16 In another area of the exhibit, museum volunteers demonstrate period arts and sciences. One of the subjects is handwriting; another involves medical instruments. Volunteers talk of the knowledge, inventions and achievements that emanated from the salons and cabinets of New France. Surrounding them are artifacts and references from the Enlightenment, that phase of French history whose distinctive "image" exercises an enduring fascination. The social value of knowledge and its material expressions is developed here in the midst of the very historical context that spawned it.

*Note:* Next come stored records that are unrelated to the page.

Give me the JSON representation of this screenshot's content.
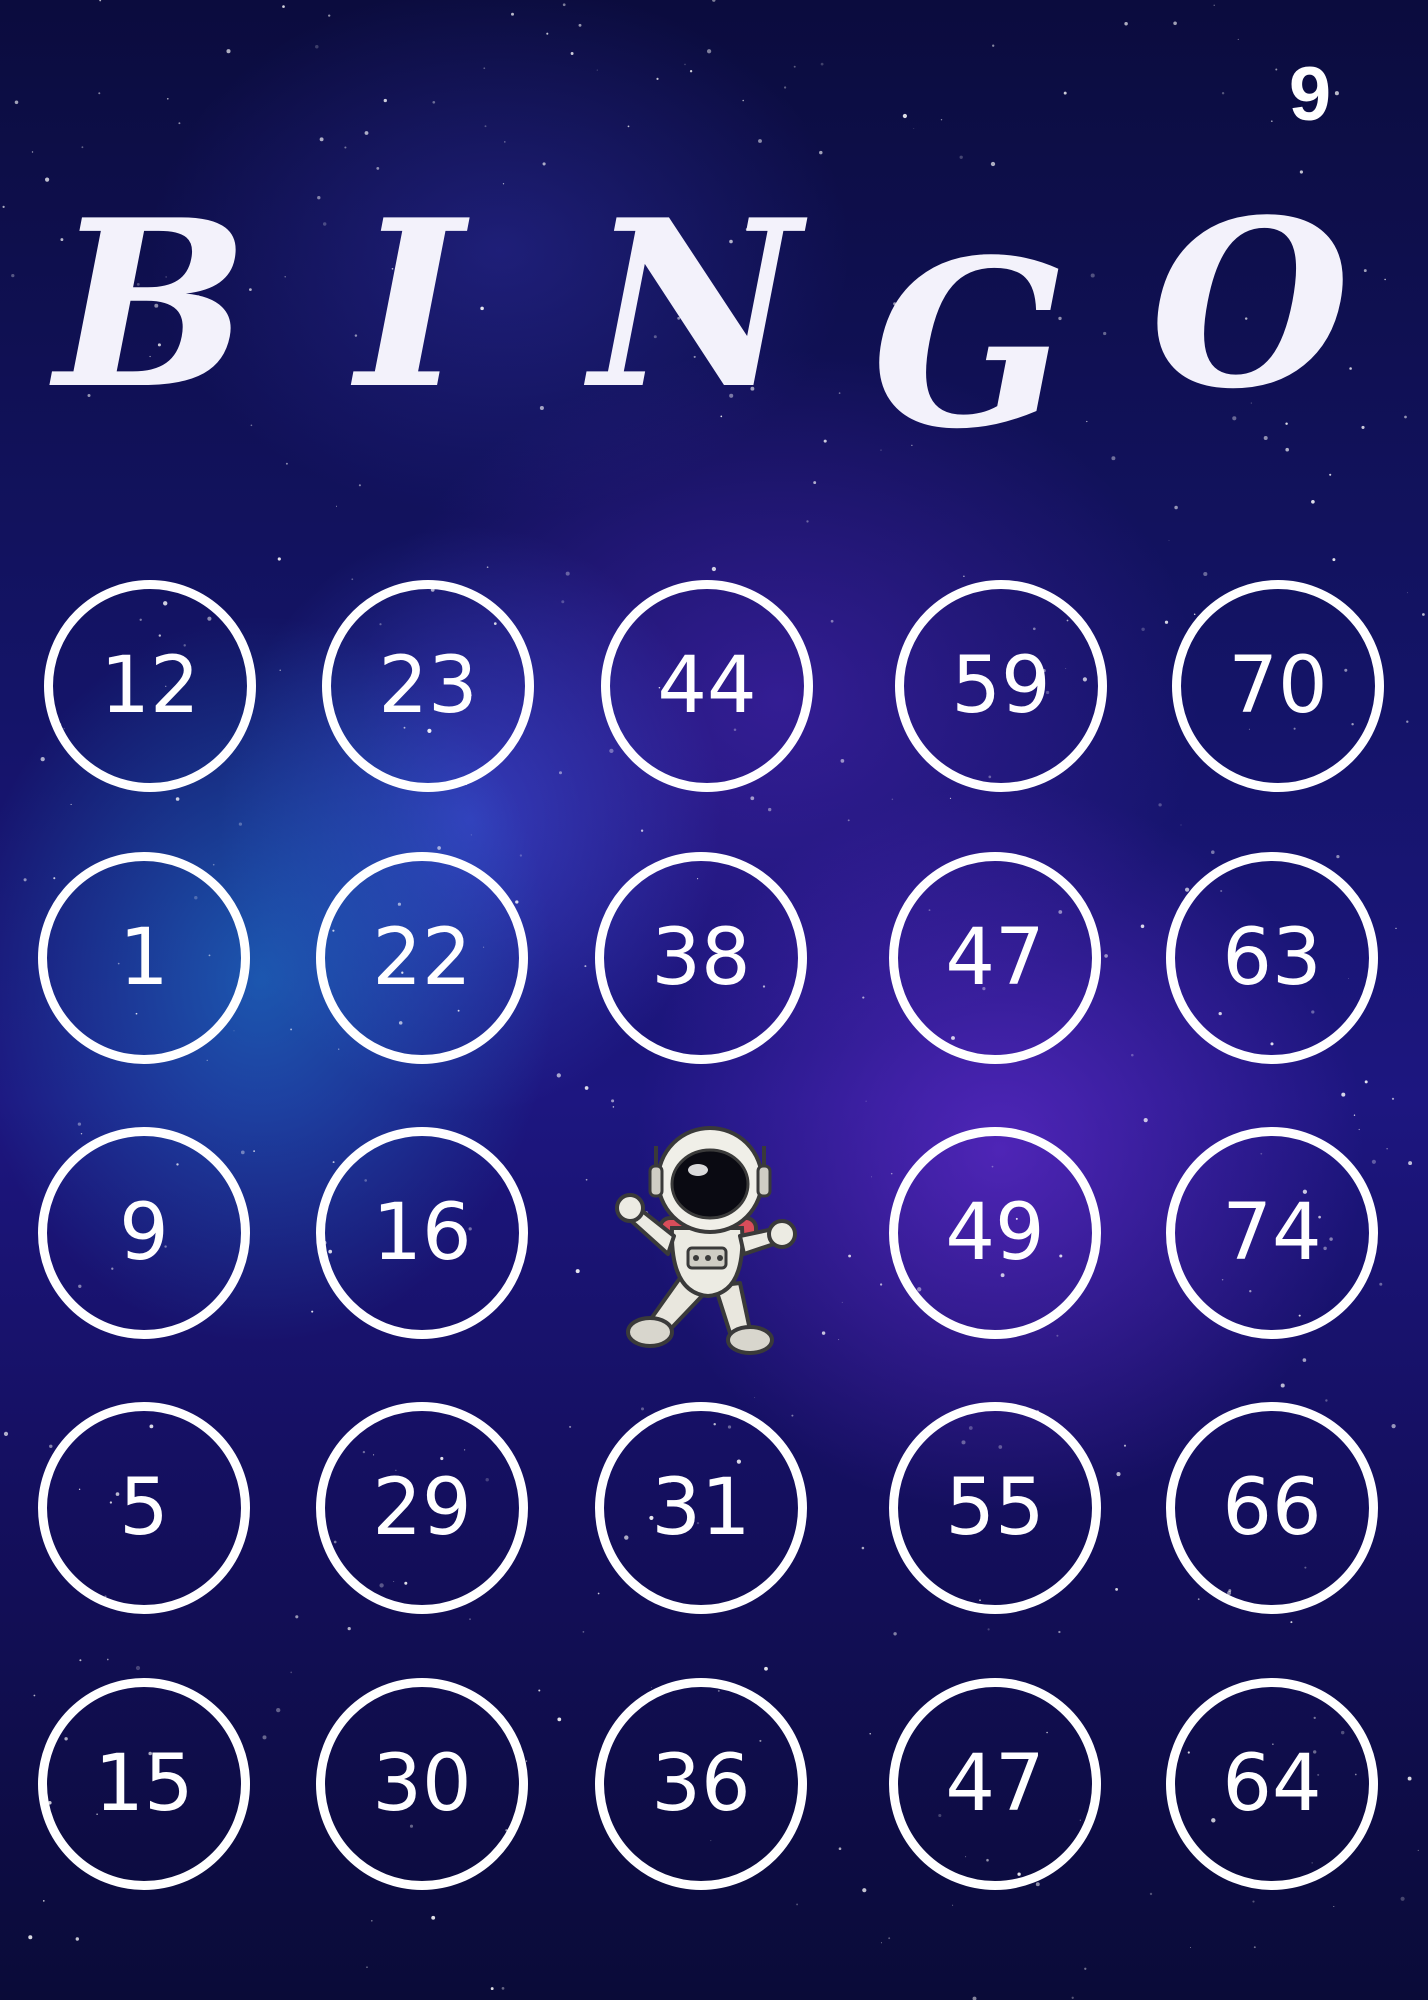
{
  "card": {
    "number": "9",
    "title_letters": [
      "B",
      "I",
      "N",
      "G",
      "O"
    ],
    "rows": [
      [
        "12",
        "23",
        "44",
        "59",
        "70"
      ],
      [
        "1",
        "22",
        "38",
        "47",
        "63"
      ],
      [
        "9",
        "16",
        "",
        "49",
        "74"
      ],
      [
        "5",
        "29",
        "31",
        "55",
        "66"
      ],
      [
        "15",
        "30",
        "36",
        "47",
        "64"
      ]
    ],
    "free_space_icon": "astronaut-icon"
  },
  "colors": {
    "text": "#ffffff",
    "background": "#141468",
    "accent_blue": "#1e8cdc",
    "accent_purple": "#7832e6"
  }
}
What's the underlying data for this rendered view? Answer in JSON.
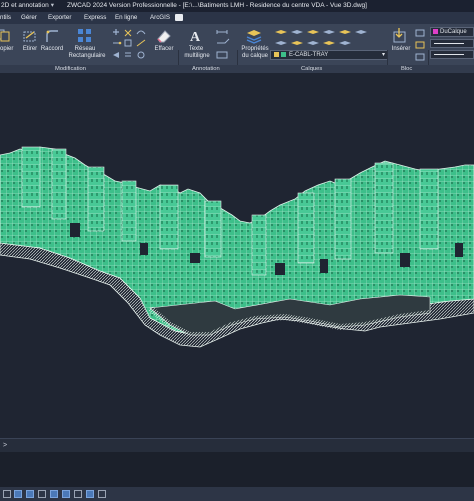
{
  "titlebar": {
    "workspace": "2D et annotation",
    "title": "ZWCAD 2024 Version Professionnelle - [E:\\...\\Batiments LMH - Residence du centre VDA - Vue 3D.dwg]"
  },
  "menu": {
    "items": [
      "ntils",
      "Gérer",
      "Exporter",
      "Express",
      "En ligne",
      "ArcGIS"
    ]
  },
  "ribbon": {
    "copier": "opier",
    "etirer": "Etirer",
    "raccord": "Raccord",
    "reseau": "Réseau",
    "rectangulaire": "Rectangulaire",
    "effacer": "Effacer",
    "texte": "Texte",
    "multiligne": "multiligne",
    "proprietes": "Propriétés",
    "du_calque": "du calque",
    "layer_current": "E-CABL-TRAY",
    "inserer": "Insérer",
    "style_current": "DuCalque",
    "accent_color": "#e040c8"
  },
  "panels": {
    "modification": "Modification",
    "annotation": "Annotation",
    "calques": "Calques",
    "bloc": "Bloc"
  },
  "viewport": {
    "model_color": "#3dbf8a",
    "edge_color": "#e8f2ee",
    "background": "#1f2532"
  },
  "command": {
    "prompt_symbol": ">"
  },
  "icons": {
    "workspace_chevron": "chevron-down-icon",
    "copy": "copy-icon",
    "stretch": "stretch-icon",
    "fillet": "fillet-icon",
    "array": "array-icon",
    "erase": "erase-icon",
    "text": "text-icon",
    "layer_props": "layer-properties-icon",
    "insert": "insert-block-icon"
  }
}
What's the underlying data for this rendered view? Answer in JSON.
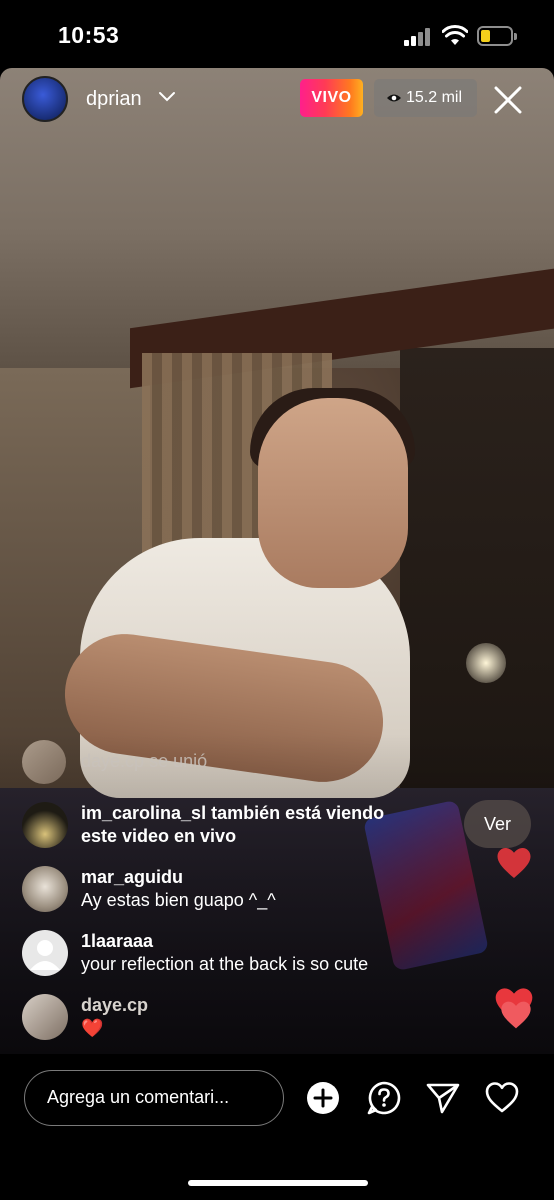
{
  "status_bar": {
    "time": "10:53"
  },
  "live": {
    "host_name": "dprian",
    "live_badge": "VIVO",
    "viewer_count": "15.2 mil"
  },
  "comments": [
    {
      "user": "daye.cp",
      "text": "se unió",
      "type": "join",
      "avatar": "photo-avatar"
    },
    {
      "user": "im_carolina_sl",
      "text": "también está viendo este video en vivo",
      "type": "watching",
      "avatar": "photo-avatar"
    },
    {
      "user": "mar_aguidu",
      "text": "Ay estas bien guapo ^_^",
      "type": "comment",
      "avatar": "cat-avatar"
    },
    {
      "user": "1laaraaa",
      "text": "your reflection at the back is so cute",
      "type": "comment",
      "avatar": "default-avatar"
    },
    {
      "user": "daye.cp",
      "text": "❤️",
      "type": "comment",
      "avatar": "photo-avatar"
    }
  ],
  "ver_button": "Ver",
  "bottom_bar": {
    "comment_placeholder": "Agrega un comentari...",
    "icons": [
      "add-icon",
      "question-icon",
      "send-icon",
      "heart-icon"
    ]
  },
  "colors": {
    "live_badge_gradient_start": "#ff1f8c",
    "live_badge_gradient_end": "#ffb020",
    "heart_red": "#e8373d",
    "battery_yellow": "#f4d01b"
  }
}
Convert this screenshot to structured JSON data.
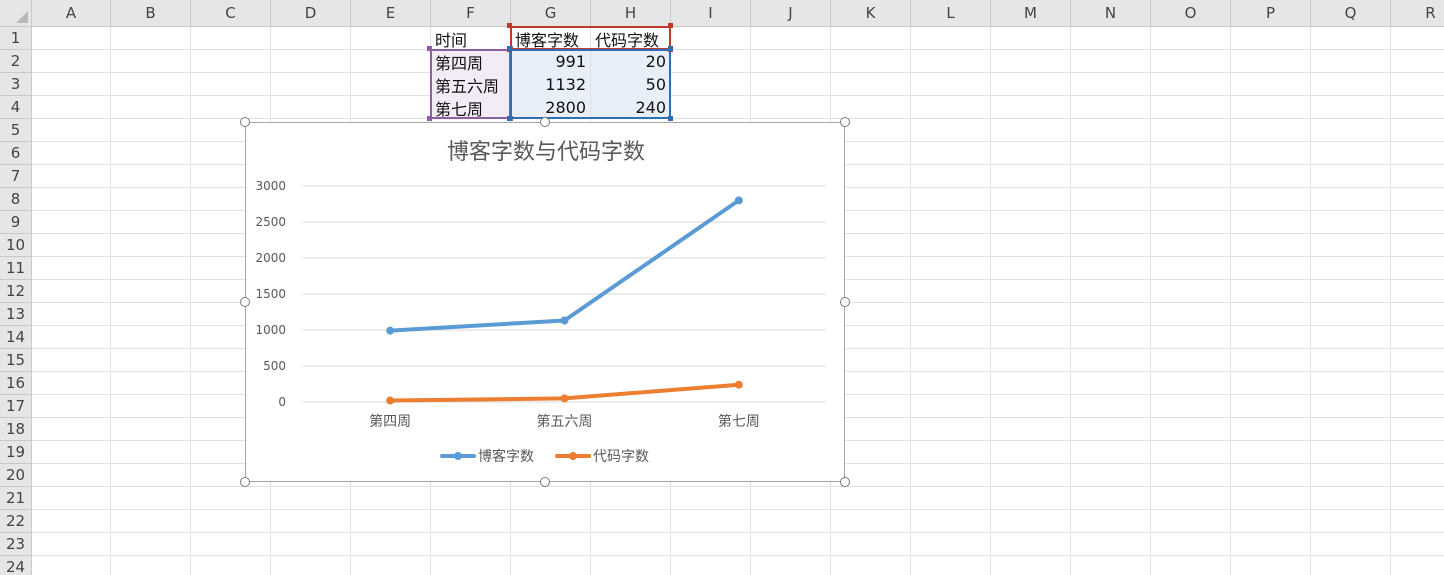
{
  "sheet": {
    "columns": [
      "A",
      "B",
      "C",
      "D",
      "E",
      "F",
      "G",
      "H",
      "I",
      "J",
      "K",
      "L",
      "M",
      "N",
      "O",
      "P",
      "Q",
      "R"
    ],
    "rows": [
      "1",
      "2",
      "3",
      "4",
      "5",
      "6",
      "7",
      "8",
      "9",
      "10",
      "11",
      "12",
      "13",
      "14",
      "15",
      "16",
      "17",
      "18",
      "19",
      "20",
      "21",
      "22",
      "23",
      "24"
    ],
    "table": {
      "header": [
        "时间",
        "博客字数",
        "代码字数"
      ],
      "rows": [
        [
          "第四周",
          "991",
          "20"
        ],
        [
          "第五六周",
          "1132",
          "50"
        ],
        [
          "第七周",
          "2800",
          "240"
        ]
      ]
    }
  },
  "colors": {
    "series_blog": "#5b9bd5",
    "series_code": "#ed7d31",
    "ref_purple": "#8e5ea2",
    "ref_red": "#c0392b",
    "ref_blue": "#2f6db5"
  },
  "chart_data": {
    "type": "line",
    "title": "博客字数与代码字数",
    "categories": [
      "第四周",
      "第五六周",
      "第七周"
    ],
    "series": [
      {
        "name": "博客字数",
        "values": [
          991,
          1132,
          2800
        ],
        "color": "#5b9bd5"
      },
      {
        "name": "代码字数",
        "values": [
          20,
          50,
          240
        ],
        "color": "#ed7d31"
      }
    ],
    "ylim": [
      0,
      3000
    ],
    "yticks": [
      0,
      500,
      1000,
      1500,
      2000,
      2500,
      3000
    ],
    "grid": true,
    "legend": "bottom"
  }
}
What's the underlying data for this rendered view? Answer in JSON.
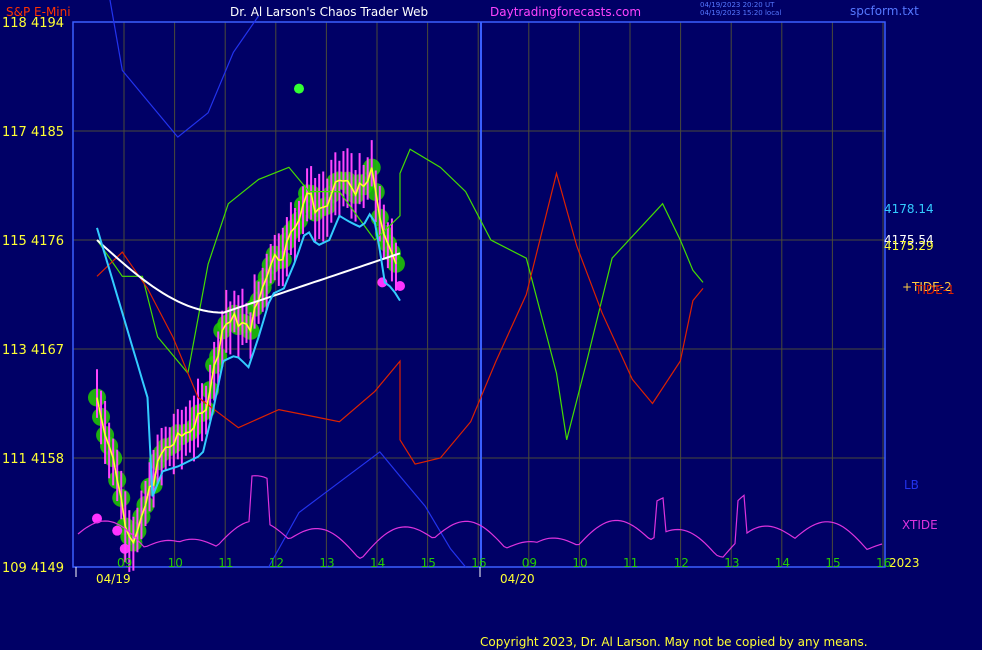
{
  "header": {
    "symbol": "S&P E-Mini",
    "title": "Dr. Al Larson's Chaos Trader Web",
    "site": "Daytradingforecasts.com",
    "ut_time": "04/19/2023 20:20 UT",
    "local_time": "04/19/2023 15:20 local",
    "file": "spcform.txt"
  },
  "footer": {
    "copyright": "Copyright 2023, Dr. Al Larson. May not be copied by any means."
  },
  "colors": {
    "background": "#000066",
    "grid": "#4a4a3a",
    "axis": "#3a5fff",
    "price": "#ffff33",
    "dots": "#22cc00",
    "bars": "#ff44ff",
    "white_ma": "#ffffff",
    "cyan_ma": "#33ccff",
    "tide_red": "#dd2200",
    "tide_green": "#44dd00",
    "lb": "#2233ee",
    "xtide": "#dd33dd"
  },
  "chart_data": {
    "type": "line",
    "y_axis_labels": [
      {
        "cycle": "118",
        "price": "4194"
      },
      {
        "cycle": "117",
        "price": "4185"
      },
      {
        "cycle": "115",
        "price": "4176"
      },
      {
        "cycle": "113",
        "price": "4167"
      },
      {
        "cycle": "111",
        "price": "4158"
      },
      {
        "cycle": "109",
        "price": "4149"
      }
    ],
    "ylim": [
      4149,
      4194
    ],
    "x_hour_labels": [
      "09",
      "10",
      "11",
      "12",
      "13",
      "14",
      "15",
      "16",
      "09",
      "10",
      "11",
      "12",
      "13",
      "14",
      "15",
      "16"
    ],
    "date_labels": [
      "04/19",
      "04/20"
    ],
    "year_label": "2023",
    "right_labels": [
      "4178.14",
      "4175.54",
      "4175.29",
      "+TIDE-2",
      "TIDE-1",
      "LB",
      "XTIDE"
    ],
    "price_path": [
      [
        0,
        4163
      ],
      [
        0.4,
        4156.5
      ],
      [
        0.55,
        4153
      ],
      [
        0.7,
        4151.3
      ],
      [
        0.85,
        4152
      ],
      [
        1,
        4154.8
      ],
      [
        1.3,
        4158.5
      ],
      [
        1.6,
        4159.5
      ],
      [
        1.85,
        4160.5
      ],
      [
        2.1,
        4161.5
      ],
      [
        2.3,
        4165
      ],
      [
        2.5,
        4169
      ],
      [
        2.75,
        4169.5
      ],
      [
        3,
        4168.5
      ],
      [
        3.2,
        4171
      ],
      [
        3.45,
        4174.5
      ],
      [
        3.7,
        4175
      ],
      [
        3.95,
        4177.5
      ],
      [
        4.15,
        4180
      ],
      [
        4.35,
        4178.5
      ],
      [
        4.6,
        4179
      ],
      [
        4.8,
        4181
      ],
      [
        5.0,
        4180.5
      ],
      [
        5.25,
        4180
      ],
      [
        5.45,
        4181.5
      ],
      [
        5.55,
        4179.5
      ],
      [
        5.7,
        4175.5
      ],
      [
        5.85,
        4175
      ],
      [
        6.0,
        4174
      ]
    ],
    "series": [
      {
        "name": "+TIDE-2",
        "values": [
          [
            0,
            4176
          ],
          [
            0.5,
            4173
          ],
          [
            0.9,
            4173
          ],
          [
            1.2,
            4168
          ],
          [
            1.8,
            4165
          ],
          [
            2.2,
            4174
          ],
          [
            2.6,
            4179
          ],
          [
            3.2,
            4181
          ],
          [
            3.8,
            4182
          ],
          [
            4.2,
            4180
          ],
          [
            4.8,
            4180
          ],
          [
            5.5,
            4176
          ],
          [
            6.0,
            4178
          ],
          [
            6.0,
            4181.5
          ],
          [
            6.2,
            4183.5
          ],
          [
            6.8,
            4182
          ],
          [
            7.3,
            4180
          ],
          [
            7.8,
            4176
          ],
          [
            8.5,
            4174.5
          ],
          [
            9.1,
            4165
          ],
          [
            9.3,
            4159.5
          ],
          [
            9.7,
            4166
          ],
          [
            10.2,
            4174.5
          ],
          [
            11.2,
            4179
          ],
          [
            11.55,
            4176
          ],
          [
            11.8,
            4173.5
          ],
          [
            12.0,
            4172.5
          ]
        ]
      },
      {
        "name": "TIDE-1",
        "values": [
          [
            0,
            4173
          ],
          [
            0.5,
            4175
          ],
          [
            1.0,
            4172
          ],
          [
            1.5,
            4168
          ],
          [
            2.0,
            4163
          ],
          [
            2.8,
            4160.5
          ],
          [
            3.6,
            4162
          ],
          [
            4.2,
            4161.5
          ],
          [
            4.8,
            4161
          ],
          [
            5.5,
            4163.5
          ],
          [
            6.0,
            4166
          ],
          [
            6.0,
            4159.5
          ],
          [
            6.3,
            4157.5
          ],
          [
            6.8,
            4158
          ],
          [
            7.4,
            4161
          ],
          [
            7.9,
            4166
          ],
          [
            8.5,
            4171.5
          ],
          [
            9.1,
            4181.5
          ],
          [
            9.5,
            4175.5
          ],
          [
            10.0,
            4170
          ],
          [
            10.6,
            4164.5
          ],
          [
            11.0,
            4162.5
          ],
          [
            11.55,
            4166
          ],
          [
            11.8,
            4171
          ],
          [
            12.0,
            4172
          ]
        ]
      },
      {
        "name": "LB",
        "values": [
          [
            0.25,
            4196
          ],
          [
            0.5,
            4190
          ],
          [
            1.0,
            4187.5
          ],
          [
            1.6,
            4184.5
          ],
          [
            2.2,
            4186.5
          ],
          [
            2.7,
            4191.5
          ],
          [
            3.2,
            4194.5
          ]
        ]
      },
      {
        "name": "LB-2",
        "values": [
          [
            3.4,
            4149
          ],
          [
            4.0,
            4153.5
          ],
          [
            4.8,
            4156
          ],
          [
            5.6,
            4158.5
          ],
          [
            6.0,
            4156.5
          ],
          [
            6.5,
            4154
          ],
          [
            7.0,
            4150.5
          ],
          [
            7.3,
            4149
          ]
        ]
      }
    ]
  }
}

Many of the objects explained by the volunteers are also found, as collectibles or imitations, in today’s salons and dens: wooden ships, maps with hatched contours, brass navigational and medical instruments, examples of cursive handwriting and Louis XV furniture. Despite its period look, the Enlightenment remains accessible to the modern visitor because of its middle-class social basis, its ever-popular design and its association with the golden age of empires, discoveries and nation states.
17 These messages then, the family tree and the age of empire and reason, form the exhibit’s packaging. For many visitors, the appeal of New France is probably bound up in these ideas. However, historical perceptions of New France are evolving and new approaches to colonial culture are constantly enriching our understanding of this period and bringing out aspects that are relevant to our times. New research does surface overtly in the exhibit, for example in the displays of tableware and urbanization where historical trends are shown and explained. On the other hand, when themes are represented by single examples, or are not articulated within a conceptual whole, the risk of falling into the antiquarian trap increases. The risk is accentuated when text explaining curatorial thought is insufficient, or when theme and design are discordant. Finally, when subtexts of commemoration and packaging spill into an exhibit, even the strongest material and curatorship can be diluted in their potential impact.